Toen zeven jaar geleden mijn eerste boek over Internet uitkwam - Internet ABC voor vrouwen - was ik eigenlijk vooral bezig met het opruimen van vooroordelen. O, zeiden sommigen, zijn vrouwen soms te dom voor Internet, dat er een apart boek voor ze moet komen? Welnee, riep ik, ze willen alleen weten waar ze aan beginnen. Ja, zeiden anderen, het Internet staat bol van de mannelijkheidswaan en is veel te technisch en gebruikersonvriendelijk. Dat spreekt vrouwen niet aan. Welnee, riep ik, dat is helemaal het punt niet. Het kost alleen tijd.
Tot mijn genoegen heb ik intussen gelijk gekregen. Het kostte inderdaad gewoon wat tijd. In 1995 bestond de Nederlandse Internet-bevolking voor 15-20% uit vrouwen terwijl België al voor lag met zo'n 25%, tegenwoordig is het in bijna heel West-Europa zo'n 40%. In Amerika is het al netjes 50%, en de Internet-trendwatchers voorspellen dat vrouwen binnen een paar jaar de meerderheid zullen vormen. (Hoewel je altijd moet oppassen met trendvoorspellers - hun voorspellingen plegen zelden uit te komen.)
Iets vergelijkbaars geldt trouwens voor ouderen - zij vormen intussen de snelst groeiende groep Internet-gebruikers. De gemiddelde leeftijd op het Internet is momenteel 41 jaar - tot voor kort was dat nog 33. En gezien de toeloop van chattende pubers moeten er ook flink wat senioren zijn bijgekomen om dat gemiddelde zo op te trekken.

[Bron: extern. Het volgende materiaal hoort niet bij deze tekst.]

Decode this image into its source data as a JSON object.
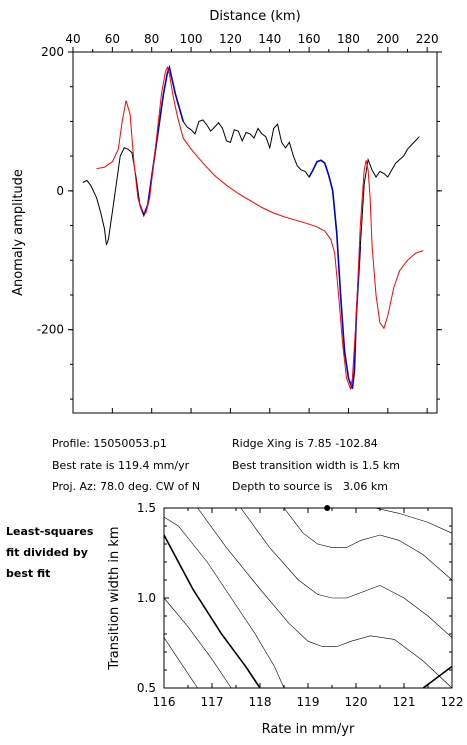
{
  "chart_data": [
    {
      "type": "line",
      "xlabel": "Distance (km)",
      "ylabel": "Anomaly amplitude",
      "xlim": [
        40,
        225
      ],
      "ylim": [
        -320,
        200
      ],
      "x_ticks": [
        "40",
        "60",
        "80",
        "100",
        "120",
        "140",
        "160",
        "180",
        "200",
        "220"
      ],
      "y_ticks": [
        "200",
        "0",
        "-200"
      ],
      "series": [
        {
          "color": "#000000",
          "points": [
            [
              45,
              12
            ],
            [
              47,
              15
            ],
            [
              49,
              8
            ],
            [
              52,
              -10
            ],
            [
              54,
              -30
            ],
            [
              56,
              -55
            ],
            [
              57,
              -78
            ],
            [
              58,
              -70
            ],
            [
              60,
              -30
            ],
            [
              62,
              10
            ],
            [
              64,
              50
            ],
            [
              66,
              62
            ],
            [
              68,
              60
            ],
            [
              70,
              55
            ],
            [
              72,
              20
            ],
            [
              74,
              -20
            ],
            [
              76,
              -35
            ],
            [
              78,
              -20
            ],
            [
              80,
              20
            ],
            [
              82,
              60
            ],
            [
              84,
              100
            ],
            [
              86,
              140
            ],
            [
              88,
              170
            ],
            [
              89,
              178
            ],
            [
              90,
              165
            ],
            [
              92,
              140
            ],
            [
              94,
              120
            ],
            [
              96,
              100
            ],
            [
              98,
              92
            ],
            [
              100,
              88
            ],
            [
              102,
              82
            ],
            [
              104,
              100
            ],
            [
              106,
              102
            ],
            [
              108,
              95
            ],
            [
              110,
              86
            ],
            [
              112,
              92
            ],
            [
              114,
              98
            ],
            [
              116,
              90
            ],
            [
              118,
              72
            ],
            [
              120,
              70
            ],
            [
              122,
              88
            ],
            [
              124,
              86
            ],
            [
              126,
              72
            ],
            [
              128,
              84
            ],
            [
              130,
              82
            ],
            [
              132,
              76
            ],
            [
              134,
              90
            ],
            [
              136,
              82
            ],
            [
              138,
              78
            ],
            [
              140,
              62
            ],
            [
              142,
              90
            ],
            [
              144,
              96
            ],
            [
              146,
              70
            ],
            [
              148,
              62
            ],
            [
              150,
              70
            ],
            [
              152,
              50
            ],
            [
              154,
              36
            ],
            [
              156,
              30
            ],
            [
              158,
              28
            ],
            [
              160,
              20
            ],
            [
              162,
              30
            ],
            [
              164,
              42
            ],
            [
              166,
              44
            ],
            [
              168,
              40
            ],
            [
              170,
              22
            ],
            [
              172,
              0
            ],
            [
              174,
              -60
            ],
            [
              176,
              -150
            ],
            [
              178,
              -230
            ],
            [
              180,
              -270
            ],
            [
              182,
              -285
            ],
            [
              183,
              -260
            ],
            [
              184,
              -180
            ],
            [
              186,
              -80
            ],
            [
              188,
              10
            ],
            [
              190,
              45
            ],
            [
              192,
              30
            ],
            [
              194,
              20
            ],
            [
              196,
              28
            ],
            [
              198,
              25
            ],
            [
              200,
              20
            ],
            [
              202,
              30
            ],
            [
              204,
              40
            ],
            [
              206,
              45
            ],
            [
              208,
              50
            ],
            [
              210,
              60
            ],
            [
              212,
              66
            ],
            [
              214,
              72
            ],
            [
              216,
              78
            ]
          ]
        },
        {
          "color": "#0000cc",
          "points": [
            [
              74,
              -20
            ],
            [
              76,
              -35
            ],
            [
              78,
              -20
            ],
            [
              80,
              20
            ],
            [
              82,
              60
            ],
            [
              84,
              100
            ],
            [
              86,
              140
            ],
            [
              88,
              170
            ],
            [
              89,
              178
            ],
            [
              90,
              165
            ],
            [
              92,
              140
            ],
            [
              94,
              120
            ],
            [
              96,
              100
            ],
            [
              160,
              20
            ],
            [
              162,
              30
            ],
            [
              164,
              42
            ],
            [
              166,
              44
            ],
            [
              168,
              40
            ],
            [
              170,
              22
            ],
            [
              172,
              0
            ],
            [
              174,
              -60
            ],
            [
              176,
              -150
            ],
            [
              178,
              -230
            ],
            [
              180,
              -270
            ],
            [
              182,
              -285
            ],
            [
              183,
              -260
            ],
            [
              184,
              -180
            ],
            [
              186,
              -80
            ]
          ]
        },
        {
          "color": "#ff0000",
          "points": [
            [
              52,
              32
            ],
            [
              56,
              34
            ],
            [
              60,
              42
            ],
            [
              63,
              60
            ],
            [
              65,
              100
            ],
            [
              67,
              130
            ],
            [
              69,
              110
            ],
            [
              71,
              40
            ],
            [
              73,
              -10
            ],
            [
              75,
              -30
            ],
            [
              77,
              -32
            ],
            [
              79,
              -10
            ],
            [
              81,
              40
            ],
            [
              83,
              90
            ],
            [
              85,
              140
            ],
            [
              87,
              172
            ],
            [
              88,
              178
            ],
            [
              89,
              168
            ],
            [
              91,
              135
            ],
            [
              93,
              108
            ],
            [
              96,
              76
            ],
            [
              100,
              60
            ],
            [
              106,
              40
            ],
            [
              112,
              22
            ],
            [
              118,
              8
            ],
            [
              124,
              -4
            ],
            [
              130,
              -14
            ],
            [
              136,
              -24
            ],
            [
              142,
              -32
            ],
            [
              148,
              -38
            ],
            [
              154,
              -43
            ],
            [
              160,
              -48
            ],
            [
              164,
              -52
            ],
            [
              168,
              -58
            ],
            [
              171,
              -70
            ],
            [
              173,
              -90
            ],
            [
              175,
              -150
            ],
            [
              177,
              -220
            ],
            [
              179,
              -270
            ],
            [
              181,
              -285
            ],
            [
              182,
              -270
            ],
            [
              184,
              -180
            ],
            [
              186,
              -50
            ],
            [
              188,
              30
            ],
            [
              189,
              44
            ],
            [
              190,
              30
            ],
            [
              191,
              -10
            ],
            [
              192,
              -80
            ],
            [
              194,
              -150
            ],
            [
              196,
              -190
            ],
            [
              198,
              -198
            ],
            [
              200,
              -180
            ],
            [
              203,
              -140
            ],
            [
              206,
              -115
            ],
            [
              210,
              -100
            ],
            [
              214,
              -90
            ],
            [
              218,
              -86
            ]
          ]
        }
      ]
    },
    {
      "type": "contour",
      "xlabel": "Rate in mm/yr",
      "ylabel": "Transition width in km",
      "xlim": [
        116,
        122
      ],
      "ylim": [
        0.5,
        1.5
      ],
      "x_ticks": [
        "116",
        "117",
        "118",
        "119",
        "120",
        "121",
        "122"
      ],
      "y_ticks": [
        "0.5",
        "1.0",
        "1.5"
      ],
      "best_fit": {
        "rate": 119.4,
        "width": 1.5
      },
      "contours": [
        {
          "bold": true,
          "points": [
            [
              116.0,
              1.35
            ],
            [
              116.6,
              1.05
            ],
            [
              117.2,
              0.8
            ],
            [
              117.7,
              0.62
            ],
            [
              118.0,
              0.5
            ]
          ]
        },
        {
          "bold": false,
          "points": [
            [
              116.0,
              1.0
            ],
            [
              116.5,
              0.84
            ],
            [
              117.0,
              0.66
            ],
            [
              117.4,
              0.5
            ]
          ]
        },
        {
          "bold": false,
          "points": [
            [
              116.0,
              0.78
            ],
            [
              116.4,
              0.62
            ],
            [
              116.7,
              0.5
            ]
          ]
        },
        {
          "bold": false,
          "points": [
            [
              116.0,
              1.45
            ],
            [
              116.3,
              1.4
            ],
            [
              116.9,
              1.2
            ],
            [
              117.4,
              1.0
            ],
            [
              117.9,
              0.8
            ],
            [
              118.3,
              0.62
            ],
            [
              118.5,
              0.5
            ]
          ]
        },
        {
          "bold": false,
          "points": [
            [
              116.7,
              1.5
            ],
            [
              117.3,
              1.28
            ],
            [
              118.0,
              1.05
            ],
            [
              118.6,
              0.86
            ],
            [
              119.0,
              0.76
            ],
            [
              119.3,
              0.73
            ],
            [
              119.6,
              0.73
            ],
            [
              119.9,
              0.76
            ],
            [
              120.3,
              0.79
            ],
            [
              120.8,
              0.77
            ],
            [
              121.4,
              0.65
            ],
            [
              122.0,
              0.5
            ]
          ]
        },
        {
          "bold": false,
          "points": [
            [
              117.6,
              1.5
            ],
            [
              118.2,
              1.28
            ],
            [
              118.8,
              1.1
            ],
            [
              119.2,
              1.02
            ],
            [
              119.5,
              1.0
            ],
            [
              119.8,
              1.0
            ],
            [
              120.1,
              1.03
            ],
            [
              120.5,
              1.07
            ],
            [
              121.0,
              1.0
            ],
            [
              121.5,
              0.9
            ],
            [
              122.0,
              0.78
            ]
          ]
        },
        {
          "bold": false,
          "points": [
            [
              118.5,
              1.5
            ],
            [
              118.9,
              1.36
            ],
            [
              119.2,
              1.3
            ],
            [
              119.5,
              1.28
            ],
            [
              119.8,
              1.28
            ],
            [
              120.1,
              1.32
            ],
            [
              120.5,
              1.35
            ],
            [
              120.9,
              1.32
            ],
            [
              121.4,
              1.24
            ],
            [
              122.0,
              1.1
            ]
          ]
        },
        {
          "bold": false,
          "points": [
            [
              120.4,
              1.5
            ],
            [
              120.9,
              1.47
            ],
            [
              121.5,
              1.42
            ],
            [
              122.0,
              1.36
            ]
          ]
        },
        {
          "bold": true,
          "points": [
            [
              121.4,
              0.5
            ],
            [
              121.8,
              0.58
            ],
            [
              122.0,
              0.62
            ]
          ]
        }
      ]
    }
  ],
  "info": {
    "profile": "Profile: 15050053.p1",
    "best_rate": "Best rate is 119.4 mm/yr",
    "proj_az": "Proj. Az: 78.0 deg. CW of N",
    "ridge_xing": "Ridge Xing is 7.85 -102.84",
    "best_width": "Best transition width is 1.5 km",
    "depth": "Depth to source is   3.06 km"
  },
  "sidebar_note": [
    "Least-squares",
    "fit divided by",
    "best fit"
  ]
}
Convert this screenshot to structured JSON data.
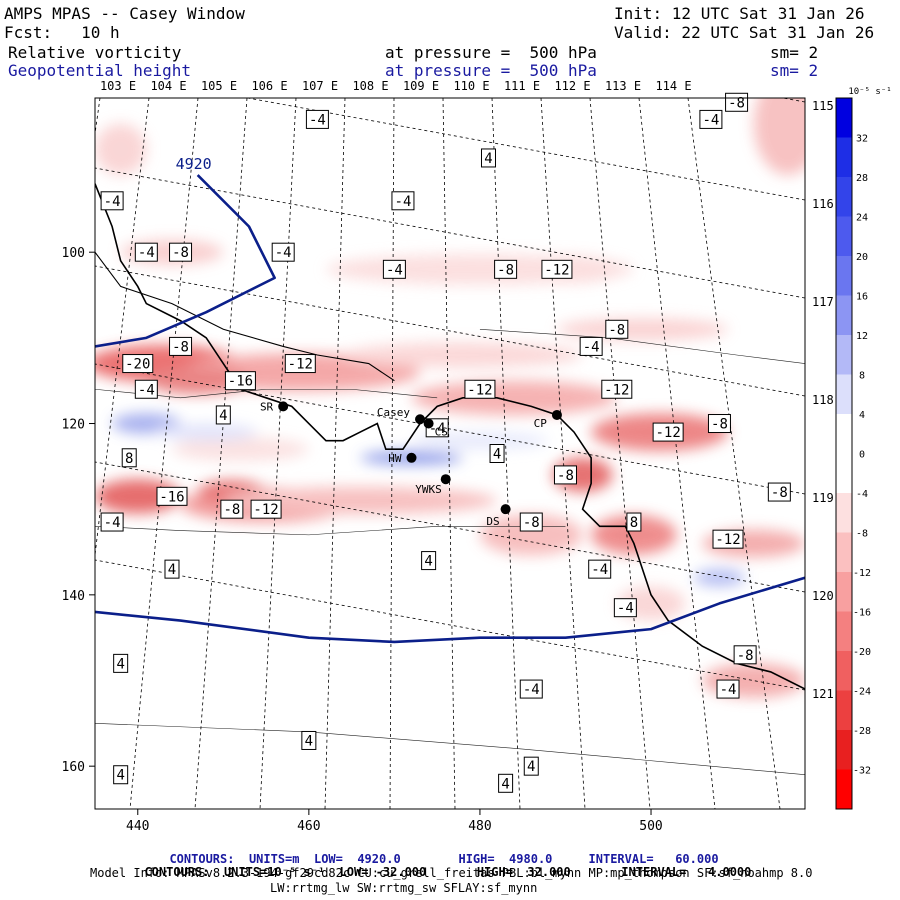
{
  "header": {
    "title": "AMPS MPAS -- Casey Window",
    "init": "Init: 12 UTC Sat 31 Jan 26",
    "fcst": "Fcst:   10 h",
    "valid": "Valid: 22 UTC Sat 31 Jan 26",
    "field1": "Relative vorticity",
    "pressure1": "at pressure =  500 hPa",
    "sm1": "sm= 2",
    "field2": "Geopotential height",
    "pressure2": "at pressure =  500 hPa",
    "sm2": "sm= 2"
  },
  "colors": {
    "contour_height": "#0b1f8a",
    "coast": "#000000",
    "grid": "#000000"
  },
  "chart_data": {
    "type": "map",
    "x_axis": {
      "range": [
        435,
        518
      ],
      "ticks": [
        "440",
        "460",
        "480",
        "500"
      ]
    },
    "y_axis": {
      "range": [
        82,
        165
      ],
      "ticks": [
        "100",
        "120",
        "140",
        "160"
      ]
    },
    "lon_labels": [
      "103 E",
      "104 E",
      "105 E",
      "106 E",
      "107 E",
      "108 E",
      "109 E",
      "110 E",
      "111 E",
      "112 E",
      "113 E",
      "114 E"
    ],
    "lat_labels": [
      "115 E",
      "116 E",
      "117 E",
      "118 E",
      "119 E",
      "120 E",
      "121 E"
    ],
    "colorbar": {
      "unit": "10⁻⁵ s⁻¹",
      "levels": [
        "32",
        "28",
        "24",
        "20",
        "16",
        "12",
        "8",
        "4",
        "0",
        "-4",
        "-8",
        "-12",
        "-16",
        "-20",
        "-24",
        "-28",
        "-32"
      ]
    },
    "height_contours": [
      {
        "label": "4920",
        "points": [
          [
            447,
            91
          ],
          [
            453,
            97
          ],
          [
            456,
            103
          ],
          [
            448,
            107
          ],
          [
            441,
            110
          ],
          [
            435,
            111
          ]
        ]
      },
      {
        "label": "",
        "points": [
          [
            435,
            142
          ],
          [
            445,
            143
          ],
          [
            460,
            145
          ],
          [
            470,
            145.5
          ],
          [
            480,
            145
          ],
          [
            490,
            145
          ],
          [
            500,
            144
          ],
          [
            508,
            141
          ],
          [
            518,
            138
          ]
        ]
      }
    ],
    "stations": [
      {
        "name": "SR",
        "x": 457,
        "y": 118
      },
      {
        "name": "Casey",
        "x": 473,
        "y": 119.5
      },
      {
        "name": "CS",
        "x": 474,
        "y": 120
      },
      {
        "name": "HW",
        "x": 472,
        "y": 124
      },
      {
        "name": "YWKS",
        "x": 476,
        "y": 126.5
      },
      {
        "name": "DS",
        "x": 483,
        "y": 130
      },
      {
        "name": "CP",
        "x": 489,
        "y": 119
      }
    ],
    "vorticity_labels": [
      {
        "v": "-4",
        "x": 461,
        "y": 84.5
      },
      {
        "v": "-4",
        "x": 507,
        "y": 84.5
      },
      {
        "v": "-8",
        "x": 510,
        "y": 82.5
      },
      {
        "v": "4",
        "x": 481,
        "y": 89
      },
      {
        "v": "-4",
        "x": 437,
        "y": 94
      },
      {
        "v": "-4",
        "x": 471,
        "y": 94
      },
      {
        "v": "-4",
        "x": 441,
        "y": 100
      },
      {
        "v": "-8",
        "x": 445,
        "y": 100
      },
      {
        "v": "-4",
        "x": 457,
        "y": 100
      },
      {
        "v": "-4",
        "x": 470,
        "y": 102
      },
      {
        "v": "-8",
        "x": 483,
        "y": 102
      },
      {
        "v": "-12",
        "x": 489,
        "y": 102
      },
      {
        "v": "-8",
        "x": 445,
        "y": 111
      },
      {
        "v": "-8",
        "x": 496,
        "y": 109
      },
      {
        "v": "-4",
        "x": 493,
        "y": 111
      },
      {
        "v": "-20",
        "x": 440,
        "y": 113
      },
      {
        "v": "-12",
        "x": 459,
        "y": 113
      },
      {
        "v": "-16",
        "x": 452,
        "y": 115
      },
      {
        "v": "-4",
        "x": 441,
        "y": 116
      },
      {
        "v": "-12",
        "x": 480,
        "y": 116
      },
      {
        "v": "-12",
        "x": 496,
        "y": 116
      },
      {
        "v": "4",
        "x": 450,
        "y": 119
      },
      {
        "v": "-4",
        "x": 475,
        "y": 120.5
      },
      {
        "v": "-8",
        "x": 508,
        "y": 120
      },
      {
        "v": "-12",
        "x": 502,
        "y": 121
      },
      {
        "v": "8",
        "x": 439,
        "y": 124
      },
      {
        "v": "4",
        "x": 482,
        "y": 123.5
      },
      {
        "v": "-8",
        "x": 490,
        "y": 126
      },
      {
        "v": "-16",
        "x": 444,
        "y": 128.5
      },
      {
        "v": "-8",
        "x": 451,
        "y": 130
      },
      {
        "v": "-12",
        "x": 455,
        "y": 130
      },
      {
        "v": "-8",
        "x": 515,
        "y": 128
      },
      {
        "v": "-4",
        "x": 437,
        "y": 131.5
      },
      {
        "v": "-8",
        "x": 486,
        "y": 131.5
      },
      {
        "v": "8",
        "x": 498,
        "y": 131.5
      },
      {
        "v": "-12",
        "x": 509,
        "y": 133.5
      },
      {
        "v": "4",
        "x": 444,
        "y": 137
      },
      {
        "v": "4",
        "x": 474,
        "y": 136
      },
      {
        "v": "-4",
        "x": 494,
        "y": 137
      },
      {
        "v": "-4",
        "x": 497,
        "y": 141.5
      },
      {
        "v": "-8",
        "x": 511,
        "y": 147
      },
      {
        "v": "4",
        "x": 438,
        "y": 148
      },
      {
        "v": "-4",
        "x": 486,
        "y": 151
      },
      {
        "v": "-4",
        "x": 509,
        "y": 151
      },
      {
        "v": "4",
        "x": 460,
        "y": 157
      },
      {
        "v": "4",
        "x": 486,
        "y": 160
      },
      {
        "v": "4",
        "x": 438,
        "y": 161
      },
      {
        "v": "4",
        "x": 483,
        "y": 162
      }
    ]
  },
  "footer": {
    "line1_contours": "CONTOURS:",
    "line1_units": "UNITS=m",
    "line1_low": "LOW=  4920.0",
    "line1_high": "HIGH=  4980.0",
    "line1_interval": "INTERVAL=   60.000",
    "line2_contours": "CONTOURS:",
    "line2_units": "UNITS=10⁻⁵ s⁻¹",
    "line2_low": "LOW= -32.000",
    "line2_high": "HIGH=  32.000",
    "line2_interval": "INTERVAL=   4.0000",
    "model_info": "Model Info: MPASv8.2.3-194-gf29cd82c CU:cu_grell_freitas PBL:bl_mynn MP:mp_thompson SF:sf_noahmp 8.0",
    "model_info2": "LW:rrtmg_lw SW:rrtmg_sw SFLAY:sf_mynn"
  }
}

2. Het is allemaal slap geouwehoer.

Als men al aanneemt dat het publiek dat van internet gebruik maakt werkelijk heel gemengd is, ligt al gauw een volgende diskwalificatie op de loer: het is allemaal triviale kletspraat wat daar gebeurt. Deze gedachte geldt vanzelfsprekend vooral anderen. Immers, vrijwel iedere netgebruiker zegt van zichzelf: Ik gebruik het vooral voor e-mail en om af en toe iets op te zoeken.
Nu klopt dat op zich wel: uit alle onderzoek naar Internet-gebruik blijkt dat mensen e-mail het meest gebruiken - en dat doen zijn voor hun werk, hun hobby of om contact te houden met vrienden en familie. Op de tweede plaats staat informatie zoeken voor school, werk, hobby of andere dingen uit het dagelijks leven (belastingen, aankoop nieuwe printer etcetera). En pas op de derde plaats komen dingen als spelletjes. Maar wat zelden uit die onderzoeken naar voren komt, is dat mensen, terwijl zij op zoek zijn naar informatie, voortdurend andere mensen tegenkomen op het internet. En dat zij daar wel eens mee in gesprek raken. 'Interactie' en 'communicatie' heet dat dan, en inderdaad, het gaat er niet altijd even verheven aan toe. Want hoe ziet dat eruit: vunzige hijgpraatjes, roddel over wat de president van Amerika heeft uitgehaald met een stagiaire, scheldpartijen op de politiek, buitenlanders en junks.
Neem een willekeurig bericht uit een Nederlandse nieuwsgroep over politiek:

>>zeg, luilakken daar in den haag doe es wat aan die gore teringjunks en vieze illegalen in >>amsterdam

>Wààààààt ???? Waar ben je in godsnaam mee bezig ?!?!?!? Je praat over deze MENSEN alsof zij een soort chemische troep zijn...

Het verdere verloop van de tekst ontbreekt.